Restoring forces: • always pull a system back toward equilibrium • keep a pendulum swinging • are related to weight and the lift force (or tension) of the string of a pendulum

Inertia and Restoring Forces All systems that oscillate on their own (without a motor) have some property that acts like inertia and some type of restoring force.

You can make a simple oscillator with 2 rubber bands and a washer. What happens to the oscillator’s period if you add more washers? The rubber band’s restoring force hasn’t changed, so increasing the mass will decrease acceleration and make the period longer.

• Changing a pendulum’s mass does NOT affect its period, but changing its length does! • Gravity is the pendulum’s restoring force, so adding mass increases inertia by an amount exactly equal to the added force from gravity. • The heavier pendulum’s acceleration stays the same, so its period doesn’t change. • Changing an oscillator’s mass will only change its period when the restoring force is NOT due to gravity!

• Natural harmonic motion comes from restoring forces and inertia, but harmonic motion can also be forced. • Mechanical systems use an energy source to create cycles of motion and usually do not depend on a restoring force or inertia to keep going. • A car engine’s piston goes up and down as the crank turns. Gasoline provides the energy to keep this harmonic motion system going.

• Every oscillating system (anything that vibrates) has a natural frequency. • Most oscillate in multiple ways, so they have several natural frequencies. Natural frequency: - is the frequency at which a system naturally oscillates - depends on the balance of restoring forces and inertia (mass) - can be changed if the balance of restoring forces and inertia is changed

A guitar uses the natural frequency of strings to make musical notes. For the musical note A, the string vibrates at 440 hertz.

Periodic force: - is repeated over and over (Ex: pushing a swing) - has cycles with amplitudes, frequencies, and periods - is required to supply energy to an oscillator - produces resonance when it matches the oscillator’s natural frequency Resonance occurs when: 1. ) There is a system in harmonic motion. 2. ) There is a periodic force. 3. ) The force’s frequency matches the system’s natural frequency.

Each push of a swing at the right time increases the amplitude (height) of the swing.
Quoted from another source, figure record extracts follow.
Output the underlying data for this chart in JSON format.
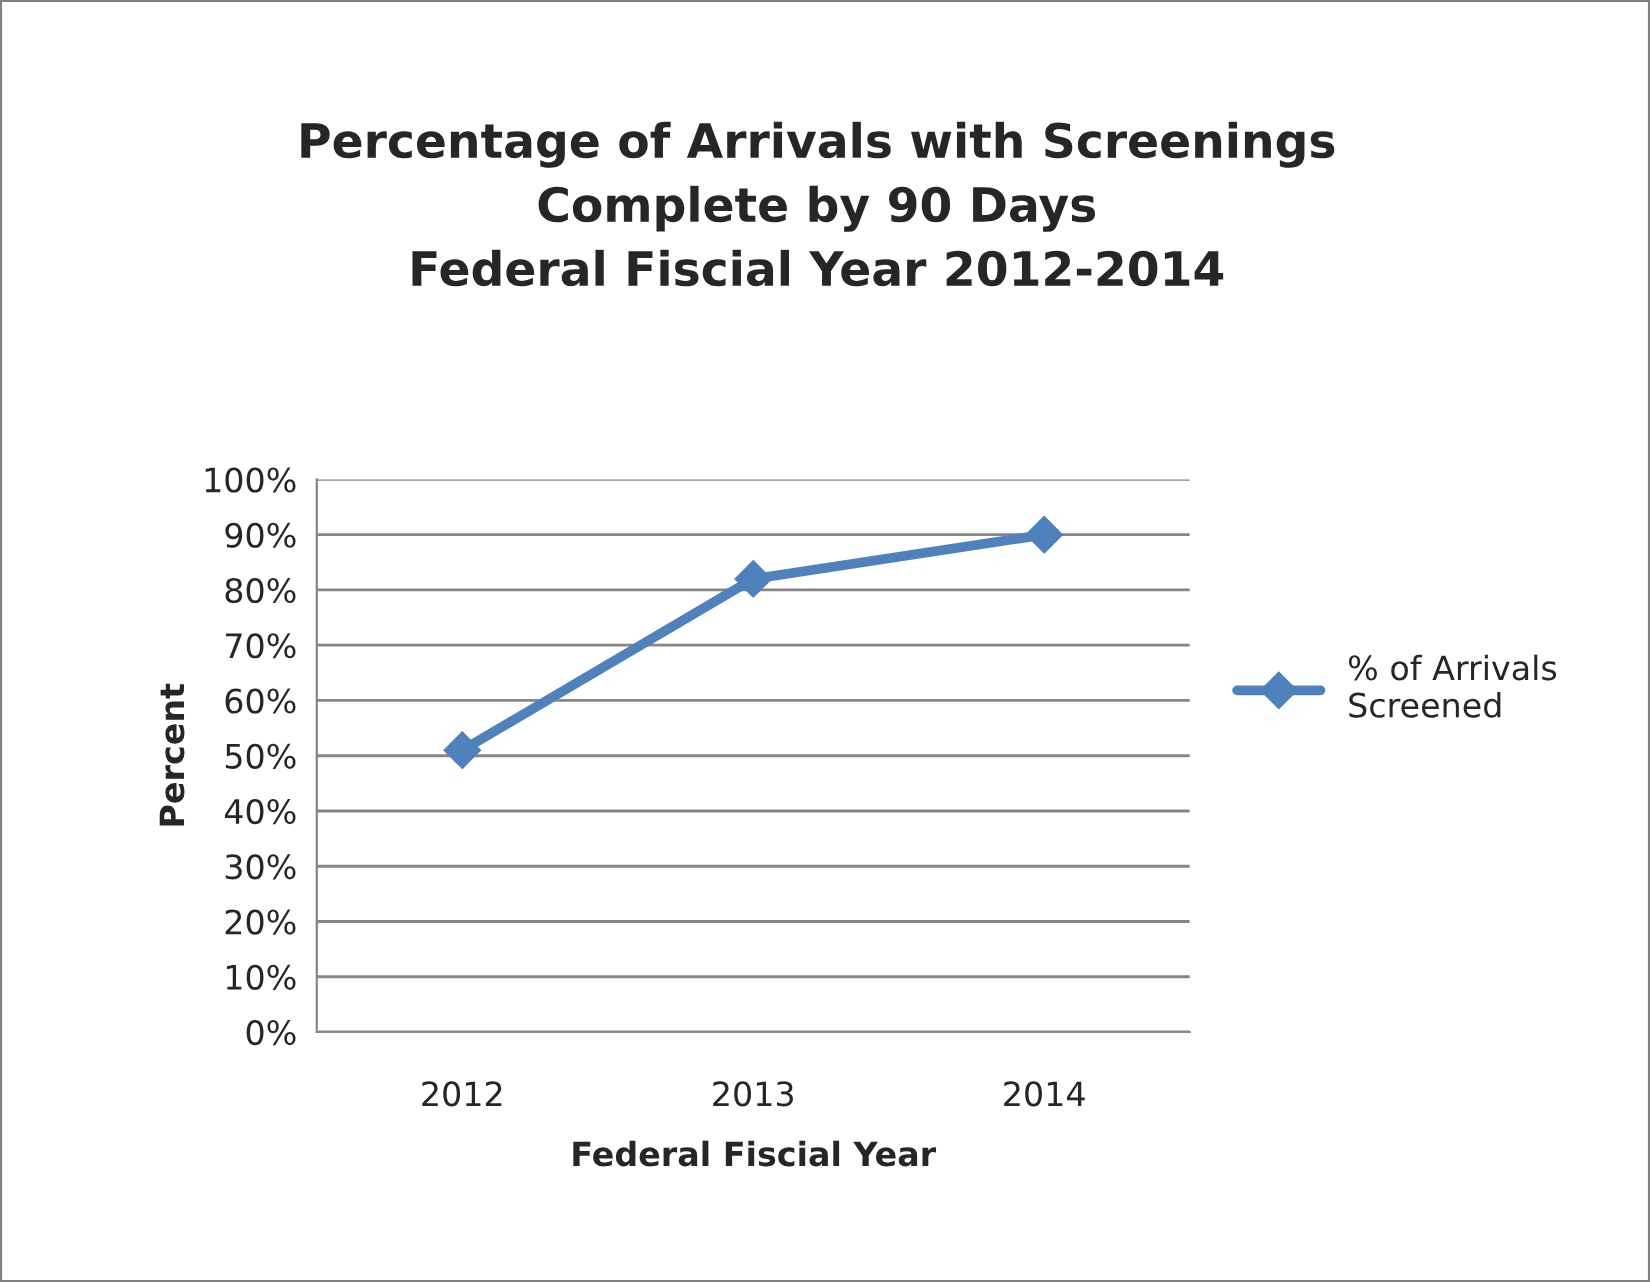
{
  "chart_data": {
    "type": "line",
    "title": "Percentage of Arrivals with Screenings\nComplete by 90 Days\nFederal Fiscial Year 2012-2014",
    "xlabel": "Federal Fiscial Year",
    "ylabel": "Percent",
    "categories": [
      "2012",
      "2013",
      "2014"
    ],
    "series": [
      {
        "name": "% of Arrivals Screened",
        "color": "#4f81bd",
        "values": [
          51,
          82,
          90
        ]
      }
    ],
    "ylim": [
      0,
      100
    ],
    "yticks": [
      {
        "value": 0,
        "label": "0%"
      },
      {
        "value": 10,
        "label": "10%"
      },
      {
        "value": 20,
        "label": "20%"
      },
      {
        "value": 30,
        "label": "30%"
      },
      {
        "value": 40,
        "label": "40%"
      },
      {
        "value": 50,
        "label": "50%"
      },
      {
        "value": 60,
        "label": "60%"
      },
      {
        "value": 70,
        "label": "70%"
      },
      {
        "value": 80,
        "label": "80%"
      },
      {
        "value": 90,
        "label": "90%"
      },
      {
        "value": 100,
        "label": "100%"
      }
    ],
    "grid": "y",
    "legend": "right",
    "marker": "diamond",
    "line_style": "solid"
  }
}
Each push is a periodic force.

• A jump rope shows resonance. • Shaking at the right frequency makes a big wave. • If the frequency is too fast or too slow, the rope will not make the wave pattern.

When you push someone on a swing, you are using resonance. Small or big pushes at the right time in a swing’s motion will make a person swing higher. If the periodic force (the push) is applied at the wrong time, the swing does not swing at all.

• A mass on a spring is an oscillating system. • The push-pull of the spring is a restoring force. • The mass supplies the inertia. • When compressed, the spring pushes back on the mass to return to equilibrium. • When extended, the spring pulls the mass back toward equilibrium.

• A stretched rubber band is a good example of a vibrating string. • How will adding a bead change the system’s natural frequency? (Hint: gravity is not the system’s restoring force) The bead increases mass (inertia), decreasing the natural frequency!